With confused loyalties, plots within plots and moral questioning this presents a very tumultuous and puzzled society. Within this are the children, a generation in peril yet also a hope for the future. During the final confrontation, where Ogami reveals to the Lord's parents he is really there to execute them all, infant Lord and Daigo make funny faces at each other.

It is touching and funny and presents a brief hope that from all this confusion innocence might still prevail.

That hope is almost immediately crushed when the infant Lord coldly orders Ogami and sons execution. After a bloody battle Ogami executes the infant Lord and parents and the world is returned to its harsh and unfair status quo.




Despite an ingenious underwater assassination and an amazing sword battle with some ninjary types, there is not a lot of fun to be had in this chapter, yet it is possibly one of the most thematically complex and sophisticated of the series.


White Heaven in Hell (Yoshiyuki Kuroda, 1974)

Another year and a new director results in this, the final film in the series, having a significantly different tone then not only its preceding chapter but the series as a whole.

Gone are the overarching themes and social critiques, this one is just about Ogami facing off against the Yagyu clan that killed his family.

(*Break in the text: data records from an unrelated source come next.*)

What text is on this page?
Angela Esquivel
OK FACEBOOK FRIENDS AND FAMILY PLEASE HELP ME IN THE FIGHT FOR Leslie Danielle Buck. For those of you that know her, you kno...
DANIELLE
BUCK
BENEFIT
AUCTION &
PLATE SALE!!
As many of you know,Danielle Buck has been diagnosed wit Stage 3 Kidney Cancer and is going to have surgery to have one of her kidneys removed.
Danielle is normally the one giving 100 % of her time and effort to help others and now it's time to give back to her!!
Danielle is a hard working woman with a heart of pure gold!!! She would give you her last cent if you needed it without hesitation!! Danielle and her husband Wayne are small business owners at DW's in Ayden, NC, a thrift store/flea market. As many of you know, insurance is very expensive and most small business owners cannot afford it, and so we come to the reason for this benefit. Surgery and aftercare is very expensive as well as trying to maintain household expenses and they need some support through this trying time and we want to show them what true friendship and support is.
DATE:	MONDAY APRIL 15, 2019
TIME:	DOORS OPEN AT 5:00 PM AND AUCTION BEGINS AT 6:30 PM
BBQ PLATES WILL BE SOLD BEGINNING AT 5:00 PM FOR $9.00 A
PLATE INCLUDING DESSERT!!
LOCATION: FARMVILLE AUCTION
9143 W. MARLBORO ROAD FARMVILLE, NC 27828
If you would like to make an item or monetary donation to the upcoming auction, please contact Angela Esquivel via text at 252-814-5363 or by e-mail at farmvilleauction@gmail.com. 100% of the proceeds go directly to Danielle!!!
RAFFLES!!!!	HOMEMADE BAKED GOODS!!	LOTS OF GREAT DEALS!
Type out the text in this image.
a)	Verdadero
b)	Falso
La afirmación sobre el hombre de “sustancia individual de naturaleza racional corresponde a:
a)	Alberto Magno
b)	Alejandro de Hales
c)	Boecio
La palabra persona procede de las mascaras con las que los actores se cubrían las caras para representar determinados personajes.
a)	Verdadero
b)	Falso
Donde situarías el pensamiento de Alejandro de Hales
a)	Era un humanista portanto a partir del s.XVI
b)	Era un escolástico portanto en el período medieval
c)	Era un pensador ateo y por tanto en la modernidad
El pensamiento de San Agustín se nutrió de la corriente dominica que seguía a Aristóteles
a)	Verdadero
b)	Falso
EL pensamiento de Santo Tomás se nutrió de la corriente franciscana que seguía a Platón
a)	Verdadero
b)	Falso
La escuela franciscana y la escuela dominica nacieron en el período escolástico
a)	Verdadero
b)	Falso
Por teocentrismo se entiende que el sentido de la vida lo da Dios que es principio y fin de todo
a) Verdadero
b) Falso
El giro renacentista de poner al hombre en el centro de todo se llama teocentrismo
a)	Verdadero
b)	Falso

For this director Kuroda cherry-picks the most insane moments from the previous films and adds in a few of his own.  Supernatural assassins primarily.

Ogami's nemesis Retsudo calls on his illegitimate son, raised amongst the beasts in the mountains, to help kill his prey. This son calls upon the black arts of the Demon-Spider clan and uses all manner of supernatural tricks (as well as a bazooka) to hunt down Ogami.

The film becomes, at points, a full-on horror movie. This suggests that Ogami, who has constantly claimed to exist at the gates of the afterlife, might be nearing his end. 





Indeed the entire film builds to the glorious final confrontation where Retsudo and the Yagyu clan face-off against Ogami and son in a snowy wasteland.



What follows is a glorious visual cacophony of swords, bullets, blood and, um, skiing. It is also one of the few scenes that can boast a sledge battle, especially since one of the sledges carries rocket launchers. Yet once the snow has been turned red Retsudo turns and runs, denying us the confrontation the film has been building to. It is something of an anti-climax then and as such we have no resolution to this epic six-part story.

But hey, we had a sledge fight.

The Lone Wolf and Cub manga have been adapted into two TV series, a number of TV movies and have been the influence for other interpretations, for example Road to Perdition (Sam Mendes, 2002). Yet it is this series that really brought the stories to an international audience. They are exciting, ridiculous, sophisticated, intelligent and iconic and another example of Japan using b-movie sensibilities to deliver culturally relevant stories to the world.